The latter sounds got their epic celebration in print back in 2001 via Michael Azerrad’s Our Band Could Be Your Life: Scenes from the American Indie Underground, 1981-1991. In terms of sonic and visual aesthetics, lyrical obsessions, and chart success, the 13 groups Azerrad championed—Big Black, Black Flag, Hüsker Dü, the Replacements, and Mission of Burma among them—could not have been in a more radically different universe than bands such as the Human League, Berlin, Dexys Midnight Runners, Bow Wow Wow, and Soft Cell.

But you know what? Many of us who were there were scoffing up and enjoying records from both camps at the same time. And now, without ever resorting to the words “guilty pleasures,” we have the worthy tome making the case for the other side: Mad World: An Oral History of New Wave Artists and Songs that Defined the 1980s (Abrams Image).

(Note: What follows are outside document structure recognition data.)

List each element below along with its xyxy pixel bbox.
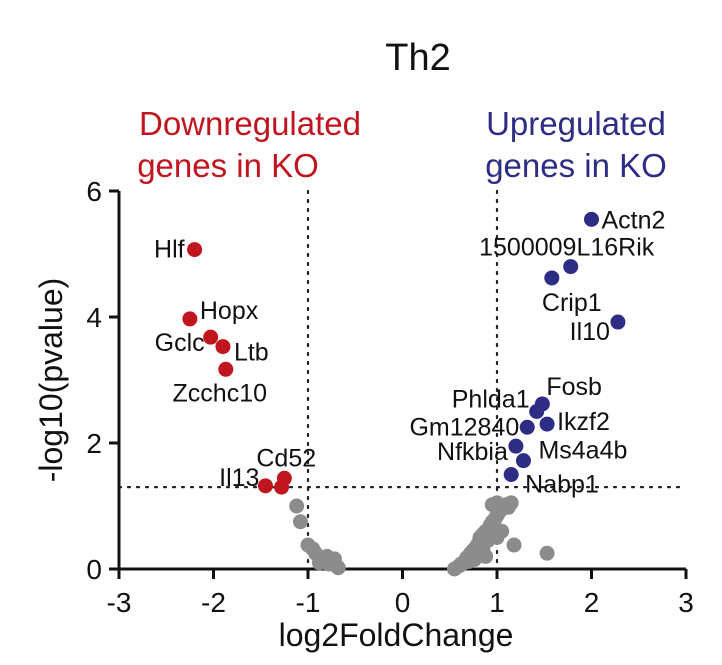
up-point xyxy=(610,314,626,330)
ns-point xyxy=(453,556,469,572)
ns-point xyxy=(539,545,555,561)
ns-point xyxy=(289,498,305,514)
gene-label: Ikzf2 xyxy=(557,408,610,436)
gene-label: 1500009L16Rik xyxy=(479,234,655,262)
x-tick-label: 2 xyxy=(584,587,600,618)
ns-point xyxy=(503,495,519,511)
up-point xyxy=(508,438,524,454)
gene-label: Gclc xyxy=(155,329,205,357)
ns-point xyxy=(489,495,505,511)
up-point xyxy=(503,467,519,482)
y-axis-title: -log10(pvalue) xyxy=(33,278,69,483)
up-point xyxy=(563,259,579,275)
ns-point xyxy=(466,552,482,568)
gene-label: Nabp1 xyxy=(525,471,599,499)
ns-point xyxy=(506,537,522,553)
gene-label: Phlda1 xyxy=(452,386,530,414)
gene-label: Crip1 xyxy=(542,289,602,317)
y-tick-label: 4 xyxy=(86,302,102,333)
gene-label: Fosb xyxy=(546,373,602,401)
y-tick-label: 0 xyxy=(86,554,102,585)
gene-label: Hlf xyxy=(154,236,185,264)
up-point xyxy=(539,416,555,432)
ns-point xyxy=(494,523,510,539)
gene-label: Zcchc10 xyxy=(173,379,267,407)
x-tick-label: 0 xyxy=(395,587,411,618)
x-axis-title: log2FoldChange xyxy=(279,617,514,653)
up-point xyxy=(584,211,599,227)
up-point xyxy=(544,270,560,286)
ns-point xyxy=(330,560,346,576)
x-tick-label: -3 xyxy=(107,587,132,618)
down-point xyxy=(218,361,234,377)
gene-label: Hopx xyxy=(200,297,259,325)
x-tick-label: 3 xyxy=(678,587,694,618)
gene-label: Il13 xyxy=(219,464,259,492)
down-point xyxy=(187,242,203,258)
x-tick-label: -2 xyxy=(201,587,226,618)
down-point xyxy=(257,478,273,494)
chart-title: Th2 xyxy=(385,37,450,79)
x-tick-label: 1 xyxy=(489,587,505,618)
up-point xyxy=(515,453,531,469)
down-point xyxy=(274,479,290,495)
y-tick-label: 2 xyxy=(86,428,102,459)
down-point xyxy=(215,339,231,355)
gene-label: Il10 xyxy=(570,318,610,346)
gene-label: Ms4a4b xyxy=(538,437,627,465)
down-point xyxy=(203,329,219,345)
gene-label: Ltb xyxy=(234,339,269,367)
gene-label: Actn2 xyxy=(602,206,666,234)
gene-label: Gm12840 xyxy=(409,413,519,441)
downregulated-note-line2: genes in KO xyxy=(137,147,319,184)
up-point xyxy=(529,404,545,419)
ns-point xyxy=(292,514,308,530)
y-tick-label: 6 xyxy=(86,176,102,207)
gene-label: Cd52 xyxy=(256,444,316,472)
gene-label: Nfkbia xyxy=(437,438,508,466)
ns-point xyxy=(478,548,494,564)
down-point xyxy=(182,311,198,327)
up-point xyxy=(519,419,535,435)
x-tick-label: -1 xyxy=(296,587,321,618)
upregulated-note-line2: genes in KO xyxy=(485,147,667,184)
upregulated-note-line1: Upregulated xyxy=(486,105,666,142)
downregulated-note-line1: Downregulated xyxy=(139,105,361,142)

A long-percolating labor of love from the Weehawken, N.J. native Lori Majewski, the founding editor of Teen People and a veteran of Entertainment Weekly, and the British-born, now-L.A.-based Jonathan Bernstein, whose previous credits include Pretty in Pink: The Golden Age of Teenage Movies, Mad World makes a case for three dozen once wildly popular, now often-mocked bands from the New Wave/New Romantic era, presenting 36 songs that stand the test of time, along with their own thoughts on these tunes and acts; brief oral histories from the key players themselves, and assorted quick-hit sidebars and lists, all unfurling in a giddy, sugar-fueled rush like rapid-fire channel surfing while downing a bottle of Jolt.

You’d expect a certain amount of sublime silliness, given the times, and the book obliges. Here’s Mike Score, vocalist for A Flock of Seagulls, on achieving his absurd bird-wings coiffe: “A can of Aquanet every night. Once it was up and we had gigs, it never came down.” But the book also includes a lot of honest and poignant commentary—almost every one of these bands was chewed up and ruthlessly spit out by a corporate music machine that now is nearing extinction—and even some timeless insights.

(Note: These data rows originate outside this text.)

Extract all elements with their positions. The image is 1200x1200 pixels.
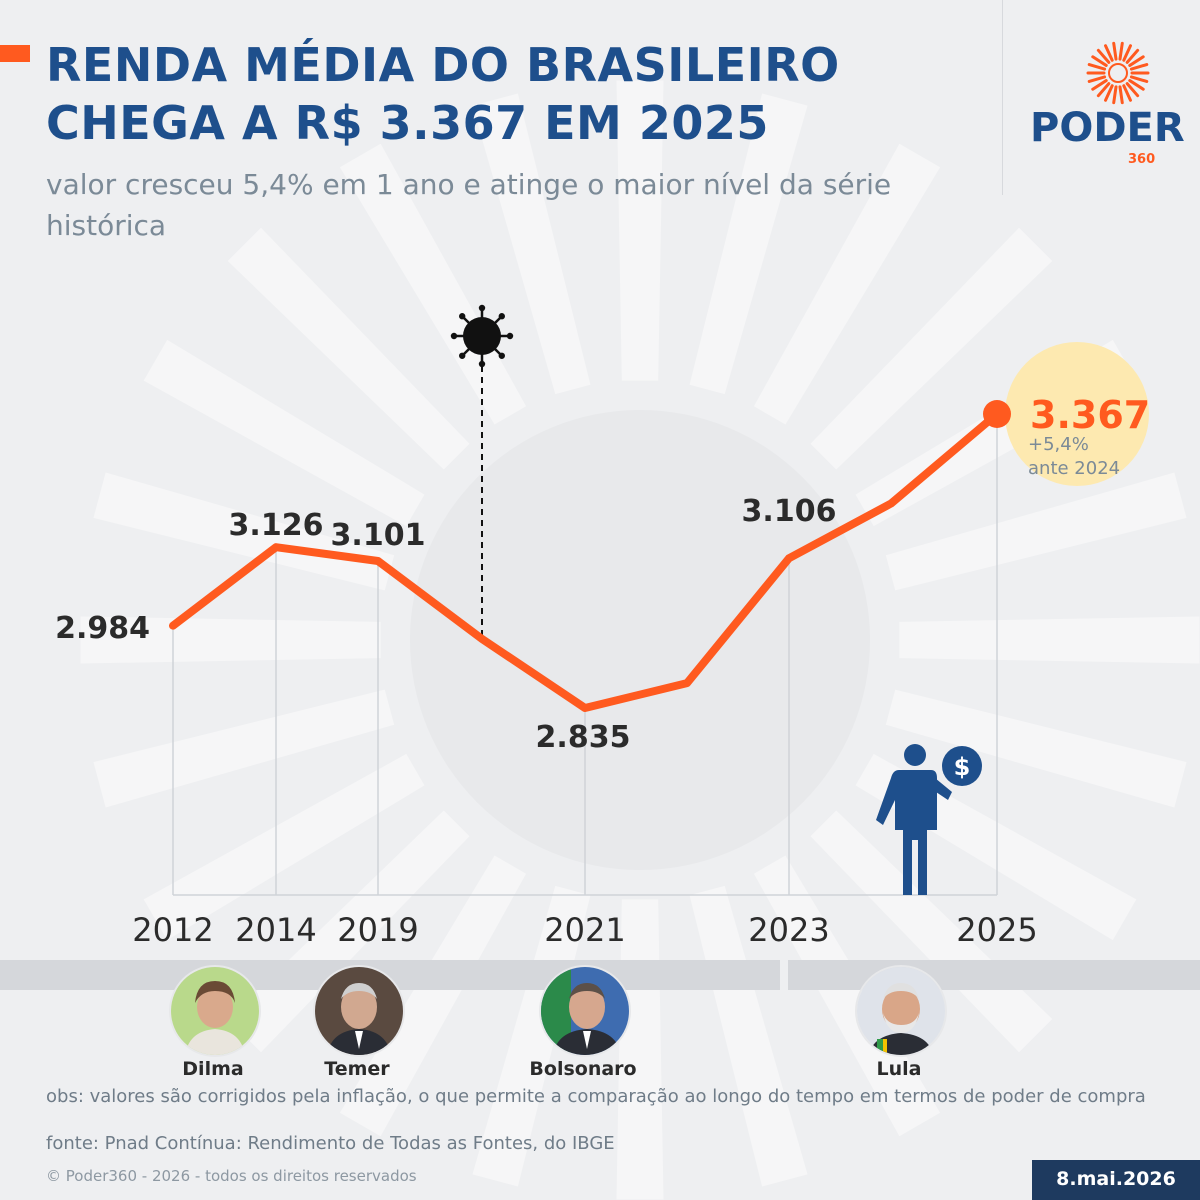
sun-ray (1128, 55, 1145, 67)
person-with-money-icon: $ (876, 744, 982, 895)
x-tick-label-2019: 2019 (337, 911, 418, 949)
sun-ray (1129, 75, 1149, 83)
dollar-sign: $ (954, 753, 971, 781)
background-ray (753, 143, 941, 425)
sun-ray (1104, 44, 1114, 62)
sun-logo-icon (1086, 41, 1150, 105)
x-tick-label-2025: 2025 (956, 911, 1037, 949)
sun-ray (1122, 44, 1132, 62)
date-text: 8.mai.2026 (1056, 1168, 1176, 1190)
president-name-temer: Temer (324, 1058, 390, 1080)
data-label-2023: 3.106 (742, 494, 837, 529)
president-name-bolsonaro: Bolsonaro (529, 1058, 637, 1080)
background-ray (143, 339, 425, 527)
avatar-dilma (169, 965, 261, 1057)
timeline-band-divider (780, 960, 788, 990)
sun-ray (1096, 82, 1111, 98)
poder360-logo[interactable]: PODER 360 (1030, 40, 1185, 170)
date-badge: 8.mai.2026 (1032, 1160, 1200, 1200)
sun-ray (1125, 48, 1140, 64)
sun-ray (1087, 63, 1107, 71)
highlight-note: ante 2024 (1028, 458, 1120, 479)
highlight-value: 3.367 (1030, 393, 1150, 437)
logo-wordmark: PODER (1030, 105, 1185, 151)
avatar-temer (313, 965, 405, 1057)
x-tick-label-2023: 2023 (748, 911, 829, 949)
data-label-2012: 2.984 (55, 611, 150, 646)
avatar-bolsonaro (539, 965, 631, 1057)
data-label-2014: 3.126 (229, 508, 324, 543)
background-ray (689, 93, 808, 395)
sun-ray (1091, 55, 1108, 67)
sun-ray (1118, 41, 1124, 61)
background-ray (227, 810, 470, 1053)
highlight-point (983, 400, 1011, 428)
president-name-lula: Lula (876, 1058, 922, 1080)
accent-bar (0, 45, 30, 62)
highlight-bubble (1005, 342, 1149, 486)
copyright: © Poder360 - 2026 - todos os direitos re… (46, 1167, 417, 1185)
background-ray (80, 616, 381, 664)
sun-ray (1122, 84, 1132, 102)
avatar-lula (855, 965, 947, 1057)
background-ray (227, 227, 470, 470)
sun-ray (1125, 82, 1140, 98)
background-ray (339, 855, 527, 1137)
page-subtitle: valor cresceu 5,4% em 1 ano e atinge o m… (46, 168, 892, 242)
header-divider (1002, 0, 1003, 195)
background-ray (753, 855, 941, 1137)
president-name-dilma: Dilma (182, 1058, 244, 1080)
sun-ray (1104, 84, 1114, 102)
background-ray (616, 80, 664, 381)
background-ray (885, 689, 1187, 808)
background-ray (810, 810, 1053, 1053)
data-label-2021: 2.835 (536, 720, 631, 755)
highlight-change: +5,4% (1028, 434, 1089, 455)
sun-ray (1129, 63, 1149, 71)
income-series-line (169, 410, 1001, 712)
logo-suffix: 360 (1128, 152, 1156, 167)
sun-ray (1112, 41, 1118, 61)
sun-ray (1096, 48, 1111, 64)
x-tick-label-2012: 2012 (132, 911, 213, 949)
virus-icon (450, 304, 514, 368)
sun-ray (1112, 85, 1118, 105)
x-tick-label-2021: 2021 (544, 911, 625, 949)
background-ray (472, 93, 591, 395)
sun-ray (1118, 85, 1124, 105)
background-ray (810, 227, 1053, 470)
background-ray (93, 472, 395, 591)
sun-ray (1091, 79, 1108, 91)
source-note: fonte: Pnad Contínua: Rendimento de Toda… (46, 1133, 615, 1154)
background-ray (93, 689, 395, 808)
background-ray (885, 472, 1187, 591)
sun-ray (1128, 79, 1145, 91)
x-tick-label-2014: 2014 (235, 911, 316, 949)
data-label-2019: 3.101 (331, 518, 426, 553)
sun-ray (1087, 75, 1107, 83)
page-title: RENDA MÉDIA DO BRASILEIRO CHEGA A R$ 3.3… (46, 38, 840, 150)
income-line-chart: 3.367+5,4% ante 2024 2.984 3.126 3.101 2.835 3… (55, 304, 1150, 949)
background-ray (143, 753, 425, 941)
footnote-obs: obs: valores são corrigidos pela inflaçã… (46, 1086, 1146, 1107)
background-ray (899, 616, 1200, 664)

“Looking back to the ’80s, there was so much more room for diversity,” says Alison Moyet of Yaz. “A freak was more celebrated than it is now. [And] there was less sexism, bizarrely, in the creative arena.” (To say nothing of less homophobia and much more eyeliner, hairspray, and truly distinctive sounding synthesizers.)

One could quibble with a few of the acts included—neither Devo nor Joy Division ever really fit the mold of most of the other bands in these pages—and there is one unforgiveable omission. (How could they have left out Culture Club and “Karma Chameleon!?”) But the authors declare their intentions right up front, after the foreword from Duran Duran’s Nick Rhodes but long before the afterword by Moby.

 “Here’s what this book isn’t: a definitive oral history of the new wave era deserving of its own floor in the Smithsonian,” Majewski and Bernstein write. “Here’s what it is: a random sampling of the decade, a bunch of snapshots summing up songs and artists embedded in our hearts.”

As such, it also is a great success and a whole helluva lot of fun.